Oil Markets and Price Movements: A Survey of Models
Hillard Huntingtona, Saud M. Al-Fattahb, Zhuo Huangc Michael Gucwaa, and Ali Nouria
(Sept. 2011, Revised May 2013)
aEnergy Modeling Forum, Huang Engineering Center, Stanford University, 475 Via Ortega, Stanford, CA 94305-4121.
bKing Abdullah Petroleum Studies and Research Center, P.O. Box 88550, Riyadh 11672, Saudi Arabia; firstname.lastname@example.org
cPeking University, Beijing, 100871, China.
During the 1970s, oil market models offered a framework for understanding the growing market power being exercised by major oil producing countries. Few such models have been developed in recent years. Moreover, most large institutions do not use models directly for explaining recent oil price trends or projecting their future levels. Models of oil prices have become more computational, more data driven, less structural and increasingly short run since 2004. Quantitative analysis has shifted strongly towards identifying the role of financial instruments in shaping oil price movements. Although it is important to understand these short-run issues, a large vacuum exists between explanations that track short-run volatility within the context of long-run equilibrium conditions. The theories and models of oil demand and supply that are reviewed in this paper, although imperfect in many respects, offer a clear and well-defined perspective on the forces that are shaping the markets for crude oil and refined products.
The complexity of the world oil market has increased dramatically in recent years and new approaches are needed to understand, model, and forecast oil prices today. There are several kinds of models have been proposed, including structural, computational and reduced form models. Recently, artificial intelligence was also introduced.
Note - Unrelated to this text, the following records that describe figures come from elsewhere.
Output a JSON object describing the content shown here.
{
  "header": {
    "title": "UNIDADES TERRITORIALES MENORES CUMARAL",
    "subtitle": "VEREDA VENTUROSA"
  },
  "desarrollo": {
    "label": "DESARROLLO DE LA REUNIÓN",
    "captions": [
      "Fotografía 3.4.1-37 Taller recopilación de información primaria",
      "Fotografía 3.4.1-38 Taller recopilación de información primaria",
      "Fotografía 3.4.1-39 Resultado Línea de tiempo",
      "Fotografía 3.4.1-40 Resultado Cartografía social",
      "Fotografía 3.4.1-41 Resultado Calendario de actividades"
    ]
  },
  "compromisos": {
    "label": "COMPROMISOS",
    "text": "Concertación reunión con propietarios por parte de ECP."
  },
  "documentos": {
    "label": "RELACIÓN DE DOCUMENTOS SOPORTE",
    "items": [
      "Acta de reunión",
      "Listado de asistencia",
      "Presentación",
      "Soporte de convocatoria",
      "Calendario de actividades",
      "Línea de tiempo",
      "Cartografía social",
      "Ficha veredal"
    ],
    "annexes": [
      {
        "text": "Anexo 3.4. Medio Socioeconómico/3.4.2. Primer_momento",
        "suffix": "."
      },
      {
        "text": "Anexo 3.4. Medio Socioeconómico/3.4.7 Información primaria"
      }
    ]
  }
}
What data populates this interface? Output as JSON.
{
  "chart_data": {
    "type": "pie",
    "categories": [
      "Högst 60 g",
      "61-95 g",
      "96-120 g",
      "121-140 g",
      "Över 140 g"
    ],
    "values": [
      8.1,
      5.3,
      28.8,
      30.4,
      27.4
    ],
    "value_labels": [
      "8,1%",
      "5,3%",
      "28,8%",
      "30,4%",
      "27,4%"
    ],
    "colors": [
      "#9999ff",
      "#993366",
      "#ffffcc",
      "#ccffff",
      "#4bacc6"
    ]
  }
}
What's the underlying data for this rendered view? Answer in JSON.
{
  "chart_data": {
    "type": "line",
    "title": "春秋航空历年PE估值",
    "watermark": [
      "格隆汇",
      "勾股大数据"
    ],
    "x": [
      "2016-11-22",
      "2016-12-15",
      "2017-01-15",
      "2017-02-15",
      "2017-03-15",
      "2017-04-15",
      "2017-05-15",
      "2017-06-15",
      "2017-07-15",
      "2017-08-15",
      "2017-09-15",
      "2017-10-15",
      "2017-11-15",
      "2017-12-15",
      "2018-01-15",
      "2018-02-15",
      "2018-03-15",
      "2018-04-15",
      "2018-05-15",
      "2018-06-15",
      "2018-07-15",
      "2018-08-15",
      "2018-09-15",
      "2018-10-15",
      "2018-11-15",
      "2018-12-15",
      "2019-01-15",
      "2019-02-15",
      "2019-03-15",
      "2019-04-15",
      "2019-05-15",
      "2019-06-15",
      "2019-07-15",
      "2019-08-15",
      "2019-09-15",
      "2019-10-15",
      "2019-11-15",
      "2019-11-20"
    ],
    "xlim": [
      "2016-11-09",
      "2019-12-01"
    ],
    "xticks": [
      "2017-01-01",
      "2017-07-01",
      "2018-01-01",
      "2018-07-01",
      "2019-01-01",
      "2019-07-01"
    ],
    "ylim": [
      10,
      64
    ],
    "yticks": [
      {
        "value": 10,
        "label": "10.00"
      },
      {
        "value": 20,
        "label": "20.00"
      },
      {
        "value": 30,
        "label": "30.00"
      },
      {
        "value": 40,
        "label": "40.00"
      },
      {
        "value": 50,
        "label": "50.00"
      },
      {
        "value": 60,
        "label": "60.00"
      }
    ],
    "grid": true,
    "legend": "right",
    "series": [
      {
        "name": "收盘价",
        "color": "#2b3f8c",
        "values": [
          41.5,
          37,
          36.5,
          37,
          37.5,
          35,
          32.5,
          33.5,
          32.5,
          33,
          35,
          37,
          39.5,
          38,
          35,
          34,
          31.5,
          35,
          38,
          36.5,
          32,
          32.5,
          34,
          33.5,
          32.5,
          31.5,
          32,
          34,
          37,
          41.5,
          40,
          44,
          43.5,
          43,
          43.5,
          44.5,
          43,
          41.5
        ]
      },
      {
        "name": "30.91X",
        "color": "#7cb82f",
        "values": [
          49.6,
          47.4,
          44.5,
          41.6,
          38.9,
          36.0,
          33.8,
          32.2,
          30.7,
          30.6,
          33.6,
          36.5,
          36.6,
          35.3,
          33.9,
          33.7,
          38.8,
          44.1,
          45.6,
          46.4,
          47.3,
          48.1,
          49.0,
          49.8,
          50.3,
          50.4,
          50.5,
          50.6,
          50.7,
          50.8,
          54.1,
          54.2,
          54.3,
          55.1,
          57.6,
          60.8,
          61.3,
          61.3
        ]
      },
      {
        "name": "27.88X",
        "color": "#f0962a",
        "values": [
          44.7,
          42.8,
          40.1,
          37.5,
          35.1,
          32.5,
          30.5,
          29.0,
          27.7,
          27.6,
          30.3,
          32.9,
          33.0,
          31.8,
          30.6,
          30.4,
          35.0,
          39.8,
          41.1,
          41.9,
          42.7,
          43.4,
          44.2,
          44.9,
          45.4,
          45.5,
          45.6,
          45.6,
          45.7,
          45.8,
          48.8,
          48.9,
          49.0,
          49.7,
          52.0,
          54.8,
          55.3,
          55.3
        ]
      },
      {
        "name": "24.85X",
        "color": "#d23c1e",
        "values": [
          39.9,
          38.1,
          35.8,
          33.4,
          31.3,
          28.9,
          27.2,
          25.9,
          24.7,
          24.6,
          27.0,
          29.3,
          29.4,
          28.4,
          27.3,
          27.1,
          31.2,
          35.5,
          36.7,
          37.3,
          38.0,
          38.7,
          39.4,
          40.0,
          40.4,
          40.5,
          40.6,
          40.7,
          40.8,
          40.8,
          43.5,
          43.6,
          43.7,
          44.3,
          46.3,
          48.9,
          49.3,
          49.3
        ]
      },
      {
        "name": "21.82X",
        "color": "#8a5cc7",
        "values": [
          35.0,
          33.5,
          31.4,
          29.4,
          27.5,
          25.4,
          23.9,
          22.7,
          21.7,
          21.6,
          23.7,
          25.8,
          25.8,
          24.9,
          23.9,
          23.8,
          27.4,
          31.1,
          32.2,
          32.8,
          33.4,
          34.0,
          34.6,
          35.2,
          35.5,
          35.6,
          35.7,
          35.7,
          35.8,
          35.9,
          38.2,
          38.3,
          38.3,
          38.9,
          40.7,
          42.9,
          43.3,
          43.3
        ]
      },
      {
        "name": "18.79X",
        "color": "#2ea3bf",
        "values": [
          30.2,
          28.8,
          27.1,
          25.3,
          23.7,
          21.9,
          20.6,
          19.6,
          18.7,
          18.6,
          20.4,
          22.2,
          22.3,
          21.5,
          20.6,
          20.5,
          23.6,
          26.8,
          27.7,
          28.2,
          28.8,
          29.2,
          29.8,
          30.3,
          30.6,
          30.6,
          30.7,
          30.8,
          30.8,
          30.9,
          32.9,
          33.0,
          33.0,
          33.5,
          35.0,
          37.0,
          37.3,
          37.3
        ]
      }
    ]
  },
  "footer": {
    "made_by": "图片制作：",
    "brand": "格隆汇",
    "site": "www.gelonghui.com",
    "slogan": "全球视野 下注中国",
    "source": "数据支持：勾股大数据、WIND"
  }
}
This paper provides: (1) model taxonomy and the uses of models providing the motivation for its preparation, (2) a brief chronology explaining how oil market models have evolved over time, (3) three different model types: structural, computational, and reduced form models, and (4) artificial intelligence and data mining for oil market models.
Keywords: Oil models, oil prices, supply and demand analysis, financial markets.